Although, there has been some fluctuations amongst other KPIs, such as calving interval, calves/cow/year and heifers calved at 22-26 months. He added:
“It is noticeable, for example, how calving interval was lowest in 2016 at 392 days; it peaked in 2019 at 402 days and dropped to 395 days in 2020.
“It is one of those KPIs that is likely to continue to bounce around at national average level as it is impacted on environmental factors, as the drought of 2018 impacted on the 2019 figure.”
Room for improvement
There is room for improvement when it comes to KPIs, such as the heifers calving down at 22-26 months and the six-week calving rate, according to Aidan.
He explained: “Farmers have concerns centred around heifers being too small at bulling, too difficult to calf, they won’t calve down again as second calvers or it will stunt them.
“Let us take a look at some of the arguments. Firstly, we are not asking people to take a step into the unknown. The blueprints are there in terms of target bulling weights, weight at first calving, etc.
“If you can have heifers at 60% of their mature weight at bulling, they are on target. So, a mature cow weight of 700kg will need heifers to be around 420kgs at bulling.
The notion that calving at 22-26 months will stunt their growth is simply not true.
“Time and time again at open days and farm walks we have demonstrated heifers that have calved at two-years-old, have matured into 700kg plus cows and are able to calve down again as second, third and fourth calvers.
“I do have to concede though that heifers are more troublesome at calving. However, that is true of all heifers, as ICBF figures have shown. It is not uncommon that over 50% of all heifers calving need some level of assistance at calving, irrespective of their age at first calving.
“But, we have a level of control here by having them sufficiently well-grown at calving, but more importantly we breed them to the correct bull. We need to use proven easy calving bulls with no greater heifer calving difficulty than 7.5%.”
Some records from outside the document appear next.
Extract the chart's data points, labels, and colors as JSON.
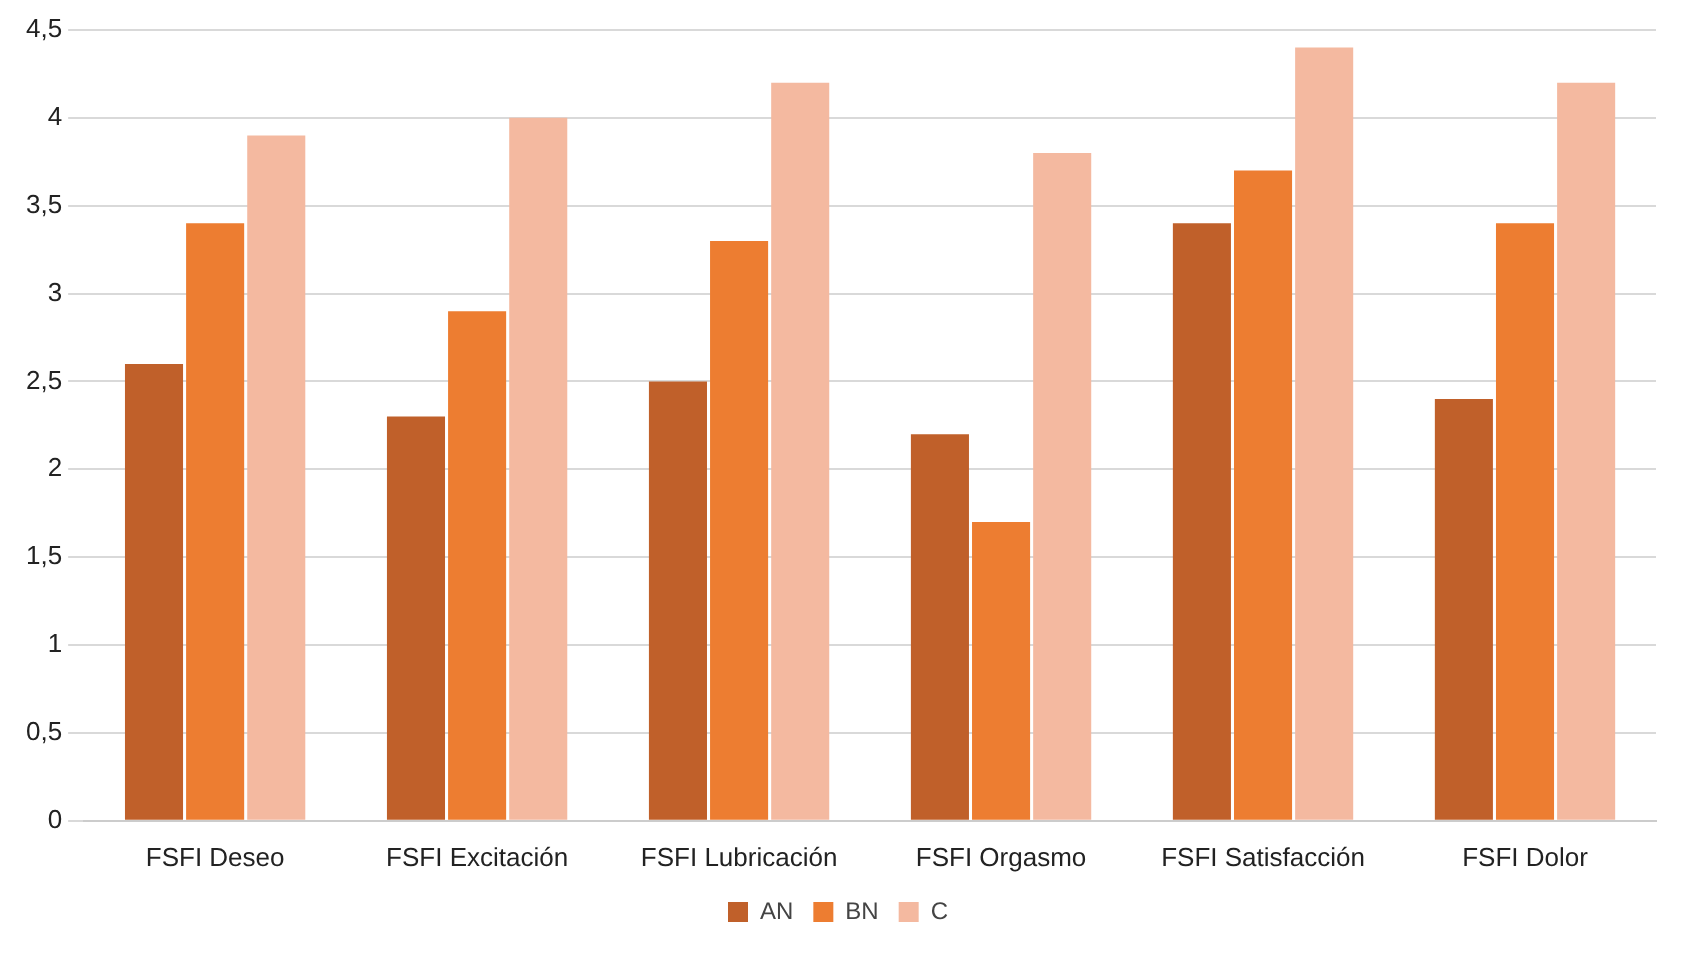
{
  "chart_data": {
    "type": "bar",
    "categories": [
      "FSFI Deseo",
      "FSFI Excitación",
      "FSFI Lubricación",
      "FSFI Orgasmo",
      "FSFI Satisfacción",
      "FSFI Dolor"
    ],
    "series": [
      {
        "name": "AN",
        "color": "#c0602a",
        "values": [
          2.6,
          2.3,
          2.5,
          2.2,
          3.4,
          2.4
        ]
      },
      {
        "name": "BN",
        "color": "#ed7d31",
        "values": [
          3.4,
          2.9,
          3.3,
          1.7,
          3.7,
          3.4
        ]
      },
      {
        "name": "C",
        "color": "#f4b9a0",
        "values": [
          3.9,
          4.0,
          4.2,
          3.8,
          4.4,
          4.2
        ]
      }
    ],
    "ylim": [
      0,
      4.5
    ],
    "yticks": [
      0,
      {
        "value": 0.5,
        "label": "0,5"
      },
      1,
      {
        "value": 1.5,
        "label": "1,5"
      },
      2,
      {
        "value": 2.5,
        "label": "2,5"
      },
      3,
      {
        "value": 3.5,
        "label": "3,5"
      },
      4,
      {
        "value": 4.5,
        "label": "4,5"
      }
    ],
    "grid": "y",
    "legend": "bottom"
  }
}
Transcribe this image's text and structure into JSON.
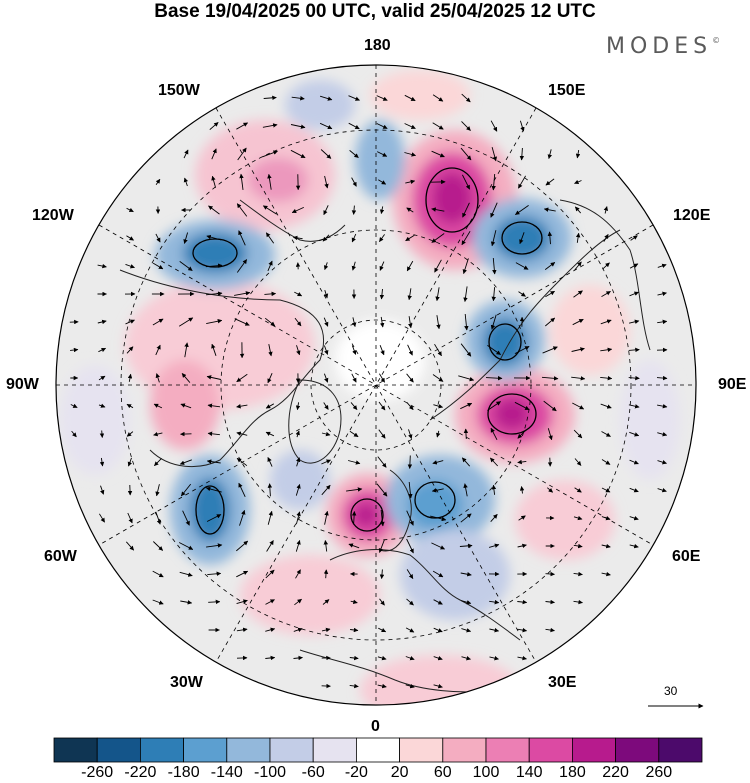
{
  "title": "Base 19/04/2025 00 UTC, valid 25/04/2025 12 UTC",
  "brand": "MODES",
  "brand_mark": "©",
  "longitude_labels": {
    "top": "180",
    "bottom": "0",
    "left": "90W",
    "right": "90E",
    "upper_left_1": "150W",
    "upper_left_2": "120W",
    "upper_right_1": "150E",
    "upper_right_2": "120E",
    "lower_left_1": "60W",
    "lower_left_2": "30W",
    "lower_right_1": "60E",
    "lower_right_2": "30E"
  },
  "reference_vector": "30",
  "colorbar": {
    "labels": [
      "-260",
      "-220",
      "-180",
      "-140",
      "-100",
      "-60",
      "-20",
      "20",
      "60",
      "100",
      "140",
      "180",
      "220",
      "260"
    ],
    "colors": [
      "#0f3553",
      "#14558a",
      "#2e7eb6",
      "#5c9fd0",
      "#93b8db",
      "#c3cde7",
      "#e6e3f0",
      "#ffffff",
      "#fbd7d8",
      "#f4adc1",
      "#ec7fb4",
      "#dc4aa3",
      "#b71b8d",
      "#7d0a7c",
      "#4c0a6b"
    ]
  },
  "map": {
    "projection": "north-polar-stereographic",
    "background_shading": "#ebebeb",
    "anomalies": [
      {
        "label": "positive anomaly over the Bering Sea",
        "value": 210
      },
      {
        "label": "positive anomaly over Siberia",
        "value": 230
      },
      {
        "label": "positive anomaly over Scandinavia",
        "value": 230
      },
      {
        "label": "negative anomaly over eastern Siberia",
        "value": -200
      },
      {
        "label": "negative anomaly near Taymyr",
        "value": -190
      },
      {
        "label": "negative anomaly over the Gulf of Alaska",
        "value": -200
      },
      {
        "label": "negative anomaly over the western Atlantic",
        "value": -230
      },
      {
        "label": "negative anomaly over western Russia",
        "value": -180
      }
    ]
  }
}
Compacting the calving season
Reducing the spread of calvings in suckler herds is another area which Aidan believes further improvements can be made.
“Currently in spring calving herds only 53% of cows are calving in the first six weeks, with the top 10% of herds achieving over 90-95%.
It might seem a bit daunting to have a big number of cows calving in such a short space of time but, if you have reasonable facilities, it can be done. Bear in mind, our average herd size is only around 18 cows.
“If you are working part-time, it can often make more sense to do it this way as it will streamline your labour demands around calving and, subsequently, when it comes to dehorning and dosing stock. For every weanling producer, it will mean heavier calves at sale time.
“Every month earlier that the calf is on the ground before sale time gives you an extra 30-40kgs liveweight to go to the ring with,” he concluded.